Despite the artistry and brilliance that certain B/R
churches exude, one thing I did notice over the course of the semester was
that, with only a precious few exceptions, human scale was not respected except
perhaps in plan. In my opinion, and in the university's opinion, a work of
architecture is incomplete and flawed unless it respects human scale.
So I wanted to explore churches in this post, perhaps more
generally by examining national styles and regional variants, on the B/R,
as well as the circumstances surrounding the construction.
The Italian baroque style tended to produce a myriad of
smaller churches for which it was much easier to respect human scale, although
in fairness here a much more urban environment exists in many more locals than
in Northern Europe and as such planners and architects ought to have been
working more with the site than with their users.

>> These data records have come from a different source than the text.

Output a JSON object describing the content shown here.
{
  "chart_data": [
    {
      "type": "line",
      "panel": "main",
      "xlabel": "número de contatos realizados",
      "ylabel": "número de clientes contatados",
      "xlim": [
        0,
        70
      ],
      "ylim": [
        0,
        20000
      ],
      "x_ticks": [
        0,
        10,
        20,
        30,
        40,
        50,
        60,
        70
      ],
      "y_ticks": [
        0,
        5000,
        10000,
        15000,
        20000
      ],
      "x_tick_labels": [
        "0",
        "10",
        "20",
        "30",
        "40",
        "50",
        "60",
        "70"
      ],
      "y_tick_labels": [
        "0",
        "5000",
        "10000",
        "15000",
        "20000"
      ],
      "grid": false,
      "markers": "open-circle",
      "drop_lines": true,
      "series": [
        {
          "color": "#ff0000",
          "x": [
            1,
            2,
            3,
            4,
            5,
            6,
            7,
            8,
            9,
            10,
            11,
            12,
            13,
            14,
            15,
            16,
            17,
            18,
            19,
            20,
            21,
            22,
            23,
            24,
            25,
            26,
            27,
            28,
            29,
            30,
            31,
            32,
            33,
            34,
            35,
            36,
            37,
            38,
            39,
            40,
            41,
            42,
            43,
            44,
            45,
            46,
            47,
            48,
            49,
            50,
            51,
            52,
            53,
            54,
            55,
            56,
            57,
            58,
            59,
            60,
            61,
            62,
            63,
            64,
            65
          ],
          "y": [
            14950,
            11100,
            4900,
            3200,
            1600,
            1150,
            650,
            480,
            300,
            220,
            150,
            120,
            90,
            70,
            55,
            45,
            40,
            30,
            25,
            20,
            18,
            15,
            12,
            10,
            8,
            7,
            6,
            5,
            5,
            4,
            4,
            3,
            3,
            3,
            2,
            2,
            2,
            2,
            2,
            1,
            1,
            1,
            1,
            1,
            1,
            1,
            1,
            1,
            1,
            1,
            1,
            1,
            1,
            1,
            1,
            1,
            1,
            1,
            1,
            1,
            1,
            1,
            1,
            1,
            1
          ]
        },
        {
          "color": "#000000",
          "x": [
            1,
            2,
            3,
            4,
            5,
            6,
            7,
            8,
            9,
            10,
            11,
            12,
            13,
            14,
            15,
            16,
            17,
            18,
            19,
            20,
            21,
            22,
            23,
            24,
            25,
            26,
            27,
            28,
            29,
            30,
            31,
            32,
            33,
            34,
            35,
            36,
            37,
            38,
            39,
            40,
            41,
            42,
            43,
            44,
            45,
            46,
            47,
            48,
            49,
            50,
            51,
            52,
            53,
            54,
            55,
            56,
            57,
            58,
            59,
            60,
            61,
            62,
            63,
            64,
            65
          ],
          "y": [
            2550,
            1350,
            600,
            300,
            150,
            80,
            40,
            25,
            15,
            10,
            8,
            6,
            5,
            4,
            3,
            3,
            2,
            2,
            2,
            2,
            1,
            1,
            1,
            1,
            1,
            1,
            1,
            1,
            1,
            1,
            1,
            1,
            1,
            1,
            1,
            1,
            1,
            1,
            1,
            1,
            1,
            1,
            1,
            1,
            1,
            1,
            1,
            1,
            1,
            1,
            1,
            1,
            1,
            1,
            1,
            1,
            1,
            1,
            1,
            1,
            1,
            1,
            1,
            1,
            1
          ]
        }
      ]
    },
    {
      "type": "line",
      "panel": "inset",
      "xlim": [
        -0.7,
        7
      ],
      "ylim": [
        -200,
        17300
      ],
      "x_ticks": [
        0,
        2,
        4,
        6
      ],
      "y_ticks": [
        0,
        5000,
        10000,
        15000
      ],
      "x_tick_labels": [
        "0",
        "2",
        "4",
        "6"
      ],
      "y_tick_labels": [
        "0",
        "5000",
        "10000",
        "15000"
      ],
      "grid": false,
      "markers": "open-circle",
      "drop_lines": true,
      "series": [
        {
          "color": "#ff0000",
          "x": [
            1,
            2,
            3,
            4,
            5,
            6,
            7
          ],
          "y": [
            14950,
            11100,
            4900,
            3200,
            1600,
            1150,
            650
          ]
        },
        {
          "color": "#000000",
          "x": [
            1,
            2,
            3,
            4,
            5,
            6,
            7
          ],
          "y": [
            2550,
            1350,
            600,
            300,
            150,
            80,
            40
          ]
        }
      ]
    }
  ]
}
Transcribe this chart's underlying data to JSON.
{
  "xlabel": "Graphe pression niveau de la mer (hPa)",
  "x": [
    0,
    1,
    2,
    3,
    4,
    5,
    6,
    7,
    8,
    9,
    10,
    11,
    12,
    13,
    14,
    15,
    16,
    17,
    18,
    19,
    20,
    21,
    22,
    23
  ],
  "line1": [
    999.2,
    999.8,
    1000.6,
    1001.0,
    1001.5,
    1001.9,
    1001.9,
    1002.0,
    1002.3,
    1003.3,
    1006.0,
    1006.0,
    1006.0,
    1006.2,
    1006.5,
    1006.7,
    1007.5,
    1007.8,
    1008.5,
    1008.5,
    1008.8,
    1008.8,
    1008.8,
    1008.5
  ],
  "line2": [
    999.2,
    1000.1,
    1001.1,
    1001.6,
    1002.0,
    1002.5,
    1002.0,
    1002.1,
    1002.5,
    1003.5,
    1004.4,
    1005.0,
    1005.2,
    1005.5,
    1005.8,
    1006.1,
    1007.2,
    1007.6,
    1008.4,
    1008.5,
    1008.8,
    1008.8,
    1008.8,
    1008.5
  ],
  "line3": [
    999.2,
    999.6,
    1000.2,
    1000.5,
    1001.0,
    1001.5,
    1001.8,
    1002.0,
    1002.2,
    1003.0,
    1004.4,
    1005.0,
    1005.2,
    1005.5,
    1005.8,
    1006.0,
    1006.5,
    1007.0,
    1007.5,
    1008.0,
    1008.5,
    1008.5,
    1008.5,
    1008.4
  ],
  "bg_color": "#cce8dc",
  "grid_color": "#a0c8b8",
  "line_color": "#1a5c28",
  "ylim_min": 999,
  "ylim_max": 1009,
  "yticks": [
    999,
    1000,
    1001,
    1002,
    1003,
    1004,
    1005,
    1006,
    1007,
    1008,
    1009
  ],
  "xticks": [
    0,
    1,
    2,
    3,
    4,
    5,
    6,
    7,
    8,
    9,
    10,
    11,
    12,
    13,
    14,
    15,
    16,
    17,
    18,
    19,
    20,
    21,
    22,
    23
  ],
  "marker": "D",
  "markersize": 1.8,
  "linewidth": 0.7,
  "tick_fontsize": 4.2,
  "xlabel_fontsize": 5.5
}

The English and French baroque produced numerous churches
that, although in equally urban environments, were larger by far. This
opportunity was sometimes afforded them by good civic planning or fire, but
usually just meant occupying large swathes of cheaper land. Generally larger
congregational churches, in my opinion do not respect human scale.
The Germanic baroque certainly offers us a better
alternative. Despite the fact that across the empires churches were constructed
at all scales, the internal decoration tended to respect human scale.
Privately constructed and patronized churches,
that is to say, churches that did not have a papal or church order for their
construction, too, as above here with Asamkirche (St. Johann Nepomuk) tended to
work within their context more fluidly.